Cela supposait que la ville, qui n’est pas cernée par une banlieue bétonnée, mais s’effrange délicatement dans les bocages et les forêts, puisse souplement se répandre dans ses abords. C’était compter sans le carcan que les Flamands entendaient lui imposer, au nom d’une pureté ethnique aux relents les plus délétères. Car il ne s’agit pas seulement, nous le savons maintenant, d’apprendre leur langue pour se faire accepter, mais de pouvoir faire état de liens consanguins avec la population élue…

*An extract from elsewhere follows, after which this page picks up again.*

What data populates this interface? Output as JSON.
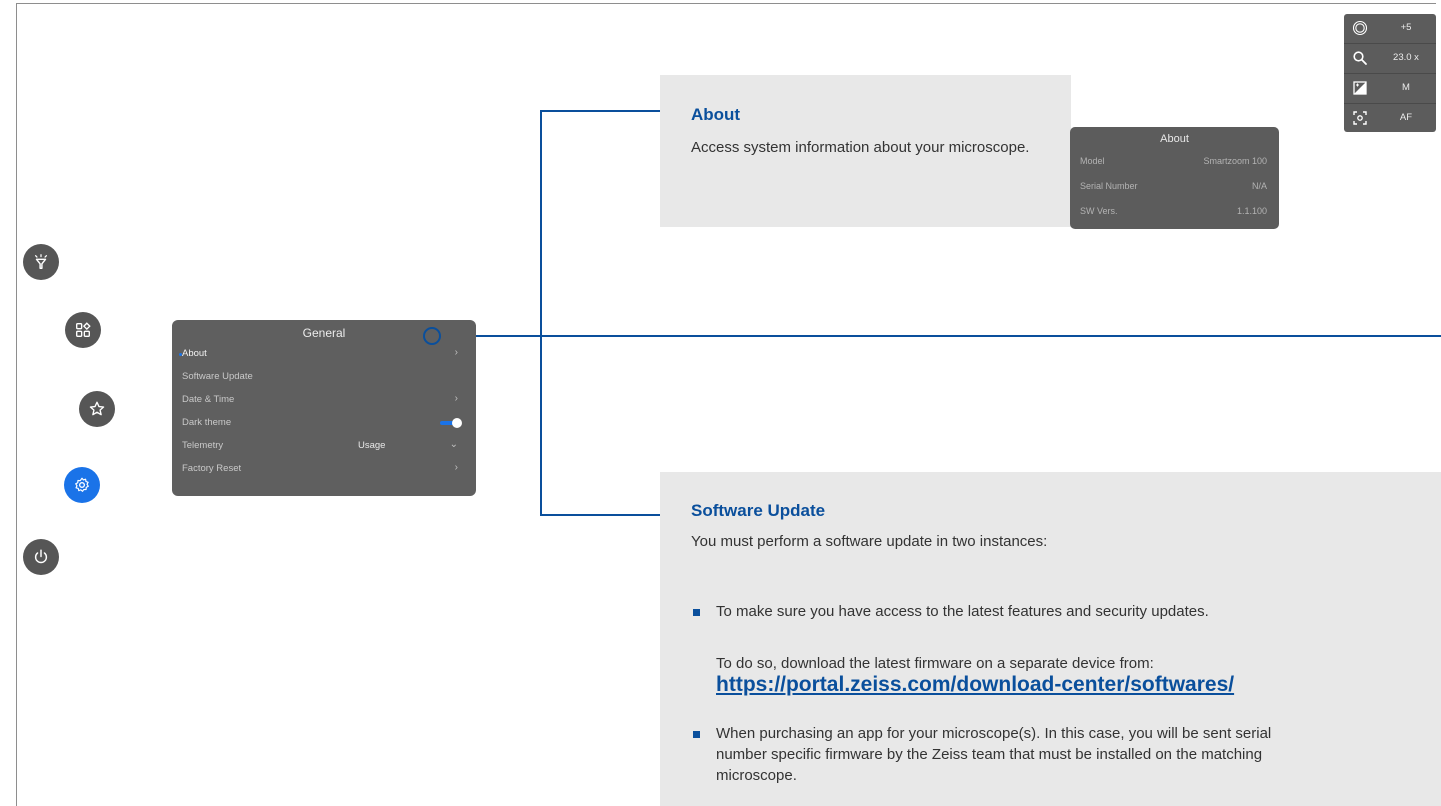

Une barbarie est à l’œuvre dont les plus éclairés des Flamands sont parfaitement conscients (il suffit de lire ce qu’écrit Kristien Hemmerechts à Jean-Luc Outers dans leurs très belles Lettres du plat pays aux éditions de la Différence), mais ce ne sont pas ces intellectuels qu’il faut lire pour sentir vibrer la Flandre profonde et réelle (comme on parlait jadis du « Pays réel »), mais bien les idéologues masqués qui se répandent dans Dag Allemaal, le magazine le plus proche de la chaîne VTM, qui flirte chaque semaine avec le million d’exemplaires. Une obsession identitaire s’y exprime à foison, contre laquelle Amin Malouf n’a cessé de mettre en garde, lui dont le témoignage est inappréciable. N’a-t-il pas vu s’effondrer sous ses yeux son pays, le Liban, qui fut longtemps un modèle d’équilibre chaque jour reconquis, au point qu’on le compara à un mobile de Calder, qui cesse de relever son défi à la pesanteur dès qu’une de ses pièces vient à faire défaut.

La Belgique, une mini Europe ? Certes. De sorte que la déconstruction de l’une ne peut que mettre en garde contre celle de l’autre, et inversement.